Nevertheless, securities analysts were pleased by the report. Thomas O'Donnell of Smith Barney & Co., New York, raised his 12-month earnings target for Fannie Mae shares to $38, from $34. Early Friday, the stock was trading at $36.375, up 50 cents.

At Sanford C. Bernstein & Co., New York, analyst Jonathan Gray called the earnings strong and said there were some minor developments that could prove significant. "Credit losses were down from a running rate of $50 million or $55 million to $42 million," he said. "The smaller chargeoffs make the company's current reserve position stronger, and will permit it to make smaller additions to reserves in future years, thereby augmenting earnings-per-share growth."

Mr. Gray said the reason for the decline in chargeoffs was an effective loss-mitigation program that over the last two years has reduced the red ink from foreclosures.

He said he continued to estimate next year's earnings at $2.80 a share but added that the number might be conservative and $2.85 to $2.90 was possible.

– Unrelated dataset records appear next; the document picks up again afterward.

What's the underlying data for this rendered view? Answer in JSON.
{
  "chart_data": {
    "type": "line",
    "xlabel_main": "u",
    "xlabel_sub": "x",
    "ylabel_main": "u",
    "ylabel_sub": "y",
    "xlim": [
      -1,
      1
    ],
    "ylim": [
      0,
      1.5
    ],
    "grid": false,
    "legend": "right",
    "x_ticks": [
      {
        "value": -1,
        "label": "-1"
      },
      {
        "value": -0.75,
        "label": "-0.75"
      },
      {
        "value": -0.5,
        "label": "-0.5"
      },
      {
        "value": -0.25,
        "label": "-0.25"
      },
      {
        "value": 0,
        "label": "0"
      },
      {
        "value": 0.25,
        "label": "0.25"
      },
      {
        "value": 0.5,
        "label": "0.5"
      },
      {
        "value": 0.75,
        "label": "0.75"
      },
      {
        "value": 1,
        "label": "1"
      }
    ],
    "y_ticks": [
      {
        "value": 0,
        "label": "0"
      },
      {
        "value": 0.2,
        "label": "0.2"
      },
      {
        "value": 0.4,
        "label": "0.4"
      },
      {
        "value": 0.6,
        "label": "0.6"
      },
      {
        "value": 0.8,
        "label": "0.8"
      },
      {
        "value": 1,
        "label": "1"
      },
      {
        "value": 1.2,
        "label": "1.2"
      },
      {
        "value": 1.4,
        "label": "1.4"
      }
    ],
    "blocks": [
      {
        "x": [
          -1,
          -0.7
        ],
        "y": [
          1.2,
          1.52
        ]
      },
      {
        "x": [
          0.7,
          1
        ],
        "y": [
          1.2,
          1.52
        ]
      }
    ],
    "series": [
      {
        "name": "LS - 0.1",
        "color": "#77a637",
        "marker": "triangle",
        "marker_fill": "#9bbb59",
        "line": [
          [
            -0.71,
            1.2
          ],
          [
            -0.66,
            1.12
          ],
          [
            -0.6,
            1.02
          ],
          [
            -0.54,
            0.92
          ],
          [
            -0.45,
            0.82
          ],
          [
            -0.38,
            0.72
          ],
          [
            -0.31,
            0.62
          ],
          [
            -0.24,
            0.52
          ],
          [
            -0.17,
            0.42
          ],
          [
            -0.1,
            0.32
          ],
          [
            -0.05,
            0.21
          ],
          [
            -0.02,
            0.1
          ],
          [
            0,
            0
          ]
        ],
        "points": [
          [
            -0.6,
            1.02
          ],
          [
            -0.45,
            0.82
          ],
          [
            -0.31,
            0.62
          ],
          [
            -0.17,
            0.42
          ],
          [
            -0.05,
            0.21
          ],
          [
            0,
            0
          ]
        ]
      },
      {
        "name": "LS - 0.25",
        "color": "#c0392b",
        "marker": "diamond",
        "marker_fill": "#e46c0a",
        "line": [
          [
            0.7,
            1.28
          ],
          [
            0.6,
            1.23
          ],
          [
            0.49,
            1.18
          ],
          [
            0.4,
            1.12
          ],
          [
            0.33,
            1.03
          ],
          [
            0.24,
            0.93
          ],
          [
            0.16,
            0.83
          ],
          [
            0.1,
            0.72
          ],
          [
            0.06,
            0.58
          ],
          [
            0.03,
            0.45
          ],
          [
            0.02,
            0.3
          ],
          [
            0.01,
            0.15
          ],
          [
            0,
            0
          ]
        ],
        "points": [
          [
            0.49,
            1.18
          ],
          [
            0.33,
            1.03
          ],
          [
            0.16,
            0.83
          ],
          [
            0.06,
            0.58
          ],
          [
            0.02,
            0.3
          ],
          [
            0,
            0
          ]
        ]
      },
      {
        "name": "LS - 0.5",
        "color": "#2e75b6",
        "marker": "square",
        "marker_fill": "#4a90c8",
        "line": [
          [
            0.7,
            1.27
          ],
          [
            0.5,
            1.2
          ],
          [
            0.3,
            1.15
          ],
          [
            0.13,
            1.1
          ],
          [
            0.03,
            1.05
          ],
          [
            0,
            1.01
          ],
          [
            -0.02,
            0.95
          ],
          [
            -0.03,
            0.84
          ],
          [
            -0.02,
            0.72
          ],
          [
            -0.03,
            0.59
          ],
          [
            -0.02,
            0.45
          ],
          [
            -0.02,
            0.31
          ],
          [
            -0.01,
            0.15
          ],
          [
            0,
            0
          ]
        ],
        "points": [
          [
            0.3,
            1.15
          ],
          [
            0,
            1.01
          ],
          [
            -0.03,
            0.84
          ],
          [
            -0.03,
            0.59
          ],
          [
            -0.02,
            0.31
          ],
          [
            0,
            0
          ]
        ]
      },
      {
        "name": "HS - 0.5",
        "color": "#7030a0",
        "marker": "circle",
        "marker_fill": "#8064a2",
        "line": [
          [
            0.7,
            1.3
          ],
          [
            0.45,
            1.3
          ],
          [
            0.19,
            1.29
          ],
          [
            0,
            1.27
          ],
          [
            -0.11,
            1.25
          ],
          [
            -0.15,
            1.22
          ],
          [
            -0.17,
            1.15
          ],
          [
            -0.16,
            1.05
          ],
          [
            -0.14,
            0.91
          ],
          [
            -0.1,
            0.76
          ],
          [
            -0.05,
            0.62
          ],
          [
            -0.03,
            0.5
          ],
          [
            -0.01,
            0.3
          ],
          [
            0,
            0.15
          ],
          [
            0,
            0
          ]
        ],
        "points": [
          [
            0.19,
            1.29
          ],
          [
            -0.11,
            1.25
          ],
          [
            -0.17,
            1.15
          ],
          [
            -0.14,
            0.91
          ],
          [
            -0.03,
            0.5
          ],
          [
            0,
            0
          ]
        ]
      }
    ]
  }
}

Fannie Mae chairman James A. Johnson said the increases for the quarter came in all categories of revenue and were achieved despite a slight drop in mortgage volume.

He also noted that Fannie had completed the issuance of $1 billion of preferred stock with a final installment of $250 million. The shares were issued as part of a capital restructuring. He said the changes give the company "a stronger, more efficient, and diversified capital base."

Fannie's regulator, the Office of Federal Housing Enterprise Oversight, is expected to ask Fannie Mae and Freddie Mac to bolster their capital when it completes development of risk-based capital standards next spring.

Lawrence M. Small, Fannie's president, said the improved earnings per share in the quarter stemmed from these factors:

*The decline in credit losses.

*Higher net interest income.

*Higher income from guarantee fees.

*Smaller losses on the call or repurchase of debt.

*A reduction in shares outstanding as part of the recapitalization.

Mr. Small noted that the $15.7 million reduction in chargeoffs on single-family foreclosures came despite a rise in the number of properties foreclosed because the average loss per property fell.